У бассейна плясал толстяк — и хорошо плясал. Такие обтягивающие штанцы на такой громадине. Ханна отбыла к бару.
Алан бродил в одиночестве. Пить ему не хотелось.
Штанцы у толстяка блестели, точно рыбья чешуя. Поначалу Алан недоумевал, не понимал, почему вокруг толстяка роятся женщины, удивлялся, но затем толстяк пустился в пляс, и все прояснилось. Фантастический танцор. Да еще канадец. Толстый феномен канадского танцпола.
У бассейна шла игра. Люди ныряли за таблетками. Травы на приеме не было — соседи учуяли бы запах на ветру, — и ее заменили колесами. Горы колес, и вино, и что покрепче в бутылках без этикеток. Бутлегерский рай.

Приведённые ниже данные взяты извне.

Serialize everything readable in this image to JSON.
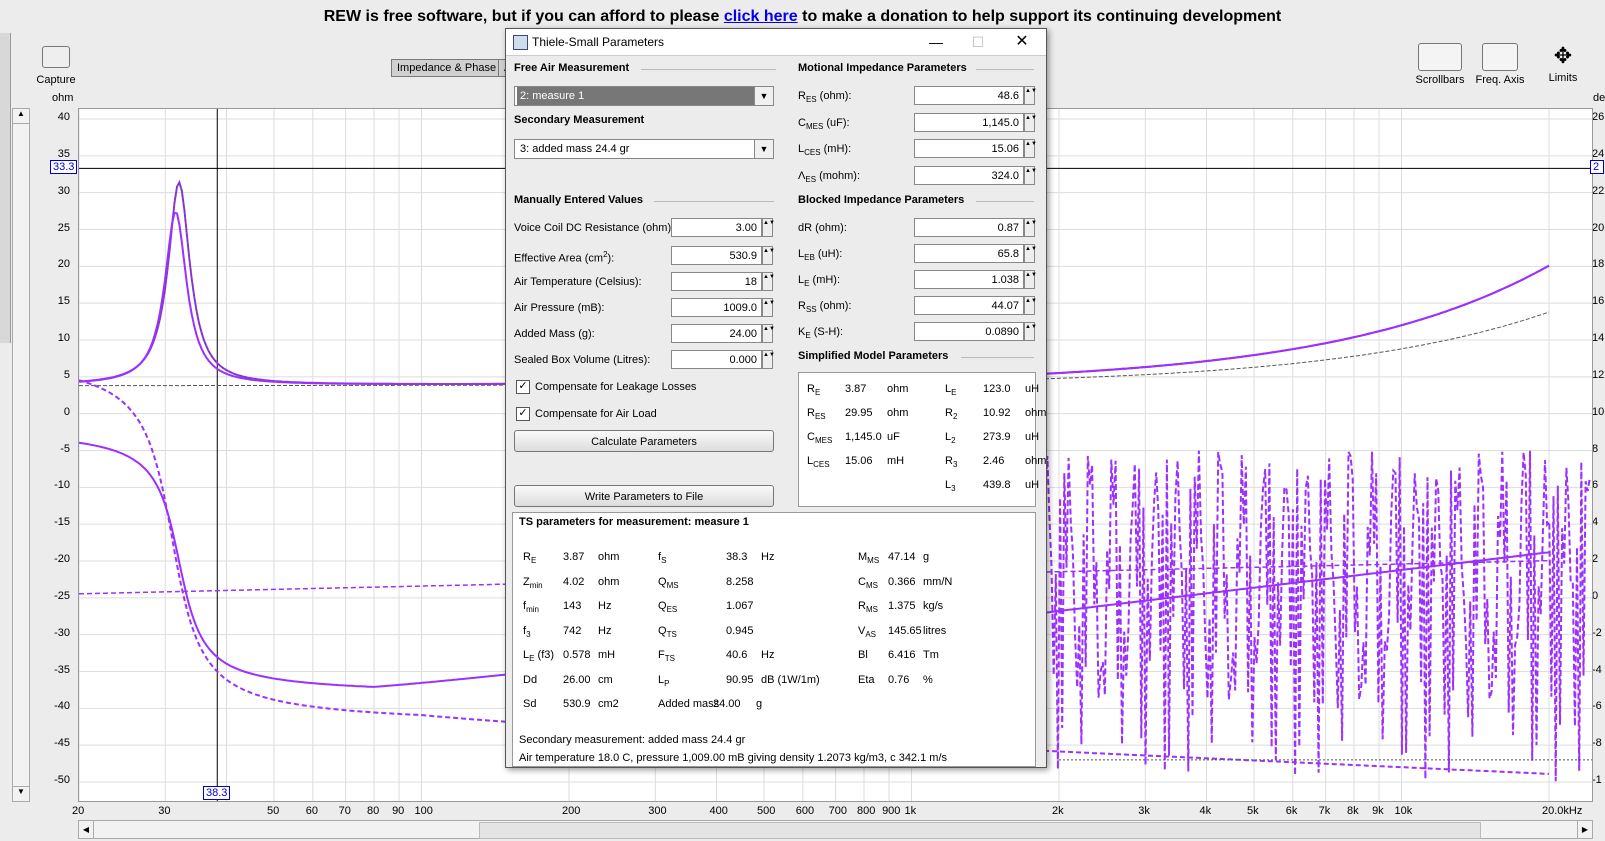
{
  "banner": {
    "pre": "REW is free software, but if you can afford to please",
    "link": "click here",
    "post": "to make a donation to help support its continuing development"
  },
  "toolbar": {
    "capture": "Capture",
    "scrollbars": "Scrollbars",
    "freq_axis": "Freq. Axis",
    "limits": "Limits",
    "unit_left": "ohm",
    "tab_impedance": "Impedance & Phase",
    "tab_partial": "A"
  },
  "graph": {
    "y_ticks_left": [
      "40",
      "35",
      "30",
      "25",
      "20",
      "15",
      "10",
      "5",
      "0",
      "-5",
      "-10",
      "-15",
      "-20",
      "-25",
      "-30",
      "-35",
      "-40",
      "-45",
      "-50"
    ],
    "y_ticks_right": [
      "26",
      "24",
      "22",
      "20",
      "18",
      "16",
      "14",
      "12",
      "10",
      "8",
      "6",
      "4",
      "2",
      "0",
      "-2",
      "-4",
      "-6",
      "-8",
      "-1"
    ],
    "x_ticks": [
      "20",
      "30",
      "50",
      "60",
      "70",
      "80",
      "90",
      "100",
      "200",
      "300",
      "400",
      "500",
      "600",
      "700",
      "800",
      "900",
      "1k",
      "2k",
      "3k",
      "4k",
      "5k",
      "6k",
      "7k",
      "8k",
      "9k",
      "10k",
      "20.0kHz"
    ],
    "cursor_y": "33.3",
    "cursor_x": "38.3",
    "right_partial": "de",
    "right_cursor": "2"
  },
  "dialog": {
    "title": "Thiele-Small Parameters",
    "free_air": {
      "heading": "Free Air Measurement",
      "value": "2: measure 1"
    },
    "secondary": {
      "heading": "Secondary Measurement",
      "value": "3: added mass 24.4 gr"
    },
    "manual": {
      "heading": "Manually Entered Values",
      "rows": [
        {
          "label": "Voice Coil DC Resistance (ohm):",
          "value": "3.00"
        },
        {
          "label": "Effective Area (cm",
          "sup": "2",
          "label_end": "):",
          "value": "530.9"
        },
        {
          "label": "Air Temperature (Celsius):",
          "value": "18"
        },
        {
          "label": "Air Pressure (mB):",
          "value": "1009.0"
        },
        {
          "label": "Added Mass (g):",
          "value": "24.00"
        },
        {
          "label": "Sealed Box Volume (Litres):",
          "value": "0.000"
        }
      ],
      "leakage": "Compensate for Leakage Losses",
      "airload": "Compensate for Air Load",
      "calc": "Calculate Parameters",
      "write": "Write Parameters to File"
    },
    "motional": {
      "heading": "Motional Impedance Parameters",
      "rows": [
        {
          "sym": "R",
          "sub": "ES",
          "unit": " (ohm):",
          "value": "48.6"
        },
        {
          "sym": "C",
          "sub": "MES",
          "unit": " (uF):",
          "value": "1,145.0"
        },
        {
          "sym": "L",
          "sub": "CES",
          "unit": " (mH):",
          "value": "15.06"
        },
        {
          "sym": "Λ",
          "sub": "ES",
          "unit": " (mohm):",
          "value": "324.0"
        }
      ]
    },
    "blocked": {
      "heading": "Blocked Impedance Parameters",
      "rows": [
        {
          "sym": "dR",
          "sub": "",
          "unit": " (ohm):",
          "value": "0.87"
        },
        {
          "sym": "L",
          "sub": "EB",
          "unit": " (uH):",
          "value": "65.8"
        },
        {
          "sym": "L",
          "sub": "E",
          "unit": " (mH):",
          "value": "1.038"
        },
        {
          "sym": "R",
          "sub": "SS",
          "unit": " (ohm):",
          "value": "44.07"
        },
        {
          "sym": "K",
          "sub": "E",
          "unit": " (S-H):",
          "value": "0.0890"
        }
      ]
    },
    "simplified": {
      "heading": "Simplified Model Parameters",
      "left": [
        {
          "sym": "R",
          "sub": "E",
          "val": "3.87",
          "unit": "ohm"
        },
        {
          "sym": "R",
          "sub": "ES",
          "val": "29.95",
          "unit": "ohm"
        },
        {
          "sym": "C",
          "sub": "MES",
          "val": "1,145.0",
          "unit": "uF"
        },
        {
          "sym": "L",
          "sub": "CES",
          "val": "15.06",
          "unit": "mH"
        }
      ],
      "right": [
        {
          "sym": "L",
          "sub": "E",
          "val": "123.0",
          "unit": "uH"
        },
        {
          "sym": "R",
          "sub": "2",
          "val": "10.92",
          "unit": "ohm"
        },
        {
          "sym": "L",
          "sub": "2",
          "val": "273.9",
          "unit": "uH"
        },
        {
          "sym": "R",
          "sub": "3",
          "val": "2.46",
          "unit": "ohm"
        },
        {
          "sym": "L",
          "sub": "3",
          "val": "439.8",
          "unit": "uH"
        }
      ]
    },
    "ts": {
      "heading": "TS parameters for measurement: measure 1",
      "col1": [
        {
          "sym": "R",
          "sub": "E",
          "val": "3.87",
          "unit": "ohm"
        },
        {
          "sym": "Z",
          "sub": "min",
          "val": "4.02",
          "unit": "ohm"
        },
        {
          "sym": "f",
          "sub": "min",
          "val": "143",
          "unit": "Hz"
        },
        {
          "sym": "f",
          "sub": "3",
          "val": "742",
          "unit": "Hz"
        },
        {
          "sym": "L",
          "sub": "E",
          "extra": " (f3)",
          "val": "0.578",
          "unit": "mH"
        },
        {
          "sym": "Dd",
          "sub": "",
          "val": "26.00",
          "unit": "cm"
        },
        {
          "sym": "Sd",
          "sub": "",
          "val": "530.9",
          "unit": "cm2"
        }
      ],
      "col2": [
        {
          "sym": "f",
          "sub": "S",
          "val": "38.3",
          "unit": "Hz"
        },
        {
          "sym": "Q",
          "sub": "MS",
          "val": "8.258",
          "unit": ""
        },
        {
          "sym": "Q",
          "sub": "ES",
          "val": "1.067",
          "unit": ""
        },
        {
          "sym": "Q",
          "sub": "TS",
          "val": "0.945",
          "unit": ""
        },
        {
          "sym": "F",
          "sub": "TS",
          "val": "40.6",
          "unit": "Hz"
        },
        {
          "sym": "L",
          "sub": "P",
          "val": "90.95",
          "unit": "dB (1W/1m)"
        },
        {
          "sym": "Added mass",
          "sub": "",
          "val": "24.00",
          "unit": "g"
        }
      ],
      "col3": [
        {
          "sym": "M",
          "sub": "MS",
          "val": "47.14",
          "unit": "g"
        },
        {
          "sym": "C",
          "sub": "MS",
          "val": "0.366",
          "unit": "mm/N"
        },
        {
          "sym": "R",
          "sub": "MS",
          "val": "1.375",
          "unit": "kg/s"
        },
        {
          "sym": "V",
          "sub": "AS",
          "val": "145.65",
          "unit": "litres"
        },
        {
          "sym": "Bl",
          "sub": "",
          "val": "6.416",
          "unit": "Tm"
        },
        {
          "sym": "Eta",
          "sub": "",
          "val": "0.76",
          "unit": "%"
        }
      ],
      "footer1": "Secondary measurement: added mass 24.4 gr",
      "footer2": "Air temperature 18.0 C, pressure 1,009.00 mB giving density 1.2073 kg/m3, c 342.1 m/s"
    }
  }
}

Один дылда, телом как викинг, соломенные патлы собраны в хвост, сотнями сыпал колеса в бассейн, где глубже всего. Он сыпал, люди ныряли. Глотайте так, чтоб я видел, велел он ныряльщикам. Если вынырнул и проглотил колесо у викинга на глазах, можешь играть дальше. Ну, люди в одном белье прыгали в бассейн, ныряли за наркотой — за белыми и голубыми колесами, которые среди ночи на дне бассейна и не разглядишь. Что за колеса-то?

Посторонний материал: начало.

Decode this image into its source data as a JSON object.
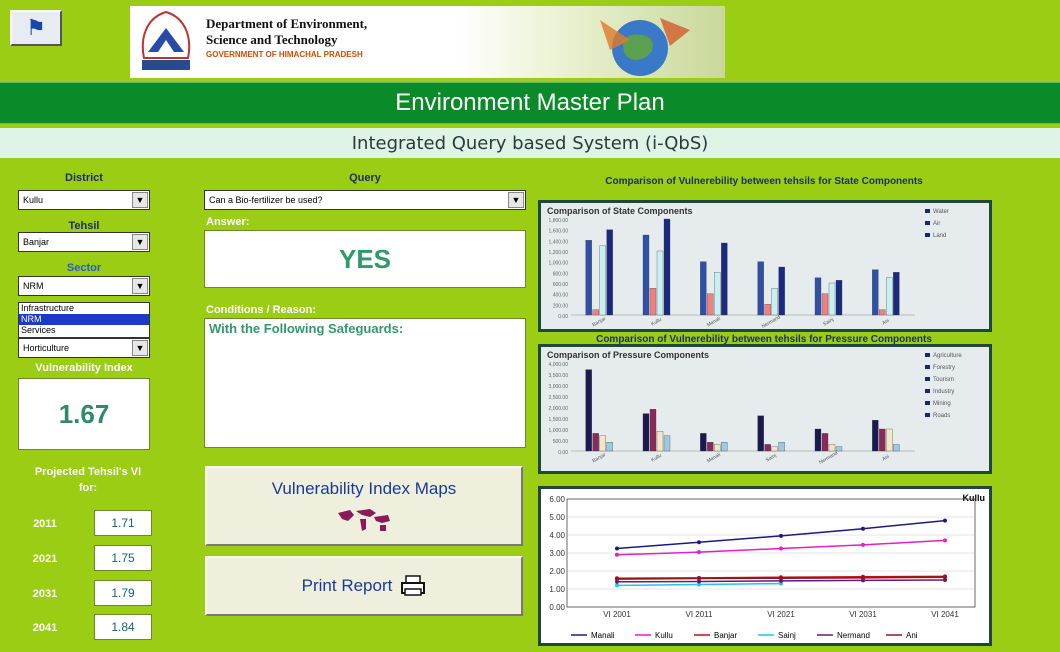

Одни говорили — виагра, другие — золпидем, но это вряд ли. Вскоре кто-то вынырнул в чем мать родила и вызвал фурор. В бассейне мужские тела сплетались с женскими, плоть блестела, ритмично двигалась, да еще колеса и бухло, но человек, выплывший нагишом, очевидно, нарушил некий запрет. Его поспешно завернули в полотенце и впихнули в дом.
А Ханна где?
Алан раньше не видал, чтоб старики так себя вели. Старичье, его сверстники, в одних трусах. Старичье горстями глотает колеса, запивает самогоном из огромных бутылей. Как с цепи сорвались. А эта женщина с декольте? Ходит ложбинкой вперед, как на подносе ее таскает. Ходит и ходит, кругами, бесцельно и бессмысленно. Ни с кем слова не сказала. Будто ее для того и наняли — ходить и восхищать. В Нью-Йорке и Вегасе бывает — но здесь-то?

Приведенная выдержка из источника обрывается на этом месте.